I went to church yesterday and the sermon was about overcoming your fears. A lot of people are scared of speaking in front of people, heights, death, and spiders. Really, the list goes on.
What am I afraid of? I'm afraid of not feeling accomplished, afraid of not making something out of myself, afraid of settling, afraid of getting hurt and afraid of being alone. Which is something I think a lot of people are afraid of.
As far as not feeling accomplished or making something out myself, those two things go hand in hand. I was pretty poor growing up and I never wanted to be like that ever again. My dad always was down on himself because the things he wanted to achieve in life haven't happened. My father is great at drawing. He has designed greeting cards that are actually really good. He would always send them to companies hoping that someone might buy them...but no one ever did. He was so discouraged. I think he may get discouraged easily...which sometimes I feel like I get that from him.
I know that I want to look back on my career and life and know that I accomplished most if not everything I wanted to. Although there's a saying that if your professional life is going good your personal life will suffer and if your personal is great your professional life will suffer. I know that has happened to me or has affected me in some way.
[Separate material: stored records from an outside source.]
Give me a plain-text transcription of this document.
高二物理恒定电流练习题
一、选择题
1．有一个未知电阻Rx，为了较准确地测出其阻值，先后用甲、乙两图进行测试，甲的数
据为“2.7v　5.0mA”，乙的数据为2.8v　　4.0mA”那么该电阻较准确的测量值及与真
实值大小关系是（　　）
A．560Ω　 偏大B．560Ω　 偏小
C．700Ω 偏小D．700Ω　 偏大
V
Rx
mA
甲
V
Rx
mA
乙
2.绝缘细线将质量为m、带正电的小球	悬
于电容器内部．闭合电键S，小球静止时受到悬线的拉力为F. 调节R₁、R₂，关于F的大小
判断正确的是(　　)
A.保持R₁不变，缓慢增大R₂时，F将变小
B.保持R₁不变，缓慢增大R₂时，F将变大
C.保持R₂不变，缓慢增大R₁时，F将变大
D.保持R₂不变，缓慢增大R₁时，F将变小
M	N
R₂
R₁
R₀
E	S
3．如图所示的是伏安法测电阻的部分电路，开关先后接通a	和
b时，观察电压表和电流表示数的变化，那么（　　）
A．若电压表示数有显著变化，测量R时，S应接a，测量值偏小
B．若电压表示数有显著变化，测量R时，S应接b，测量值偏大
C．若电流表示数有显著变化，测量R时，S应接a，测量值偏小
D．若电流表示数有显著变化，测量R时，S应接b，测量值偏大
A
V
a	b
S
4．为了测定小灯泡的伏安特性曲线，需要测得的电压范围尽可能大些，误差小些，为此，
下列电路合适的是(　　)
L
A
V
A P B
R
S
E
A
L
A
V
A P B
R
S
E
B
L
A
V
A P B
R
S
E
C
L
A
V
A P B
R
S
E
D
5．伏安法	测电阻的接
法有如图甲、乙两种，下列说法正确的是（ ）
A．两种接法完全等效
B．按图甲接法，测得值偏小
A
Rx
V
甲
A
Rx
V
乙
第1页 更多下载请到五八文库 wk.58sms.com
In the past 2 years I've suffered some heartbreak. Not just once but twice. With my divorce came many questions within myself. It's weird to think that the very thing I sought out and wanted would cause me pain. That I would be the one left with questions vs. him. He seemed to have never flinched with an once of emotion. I take things very very personally. Some people get over things quickly without much effect, I internalize. I still struggle with my questions and I work on them daily. I need to work on them so that I don't let them effect any future relationships if there end up being any.
Then after my last relationship failing I have a fear that I may never find someone that won't end up hurting me. Emotionally of course. I started to put myself out there and go on some dates but just have never really felt good about it. Like I said before, the few dates I've had have all been with decent guys just not right for me. Then again, I think I'm just not ready.
I'm so afraid that I'll put my whole self into something or someone only to have them get bored and leave. Or better yet, and this happened to me, I'll end up putting more of myself into the relationship than they do. which is never good. So, I just don't even want to try. At the same time, I get lonely and would love to have someone in my life. But there in lies my fear.
I go through moments when some of my fears don't even phase me. Then other times it just hits me. I mean, are these things that I should really be scared of? And how do you overcome your fears? I know I won't overcome my fears overnight...but where do you start?
How do you overcome a fear of something that's intangible?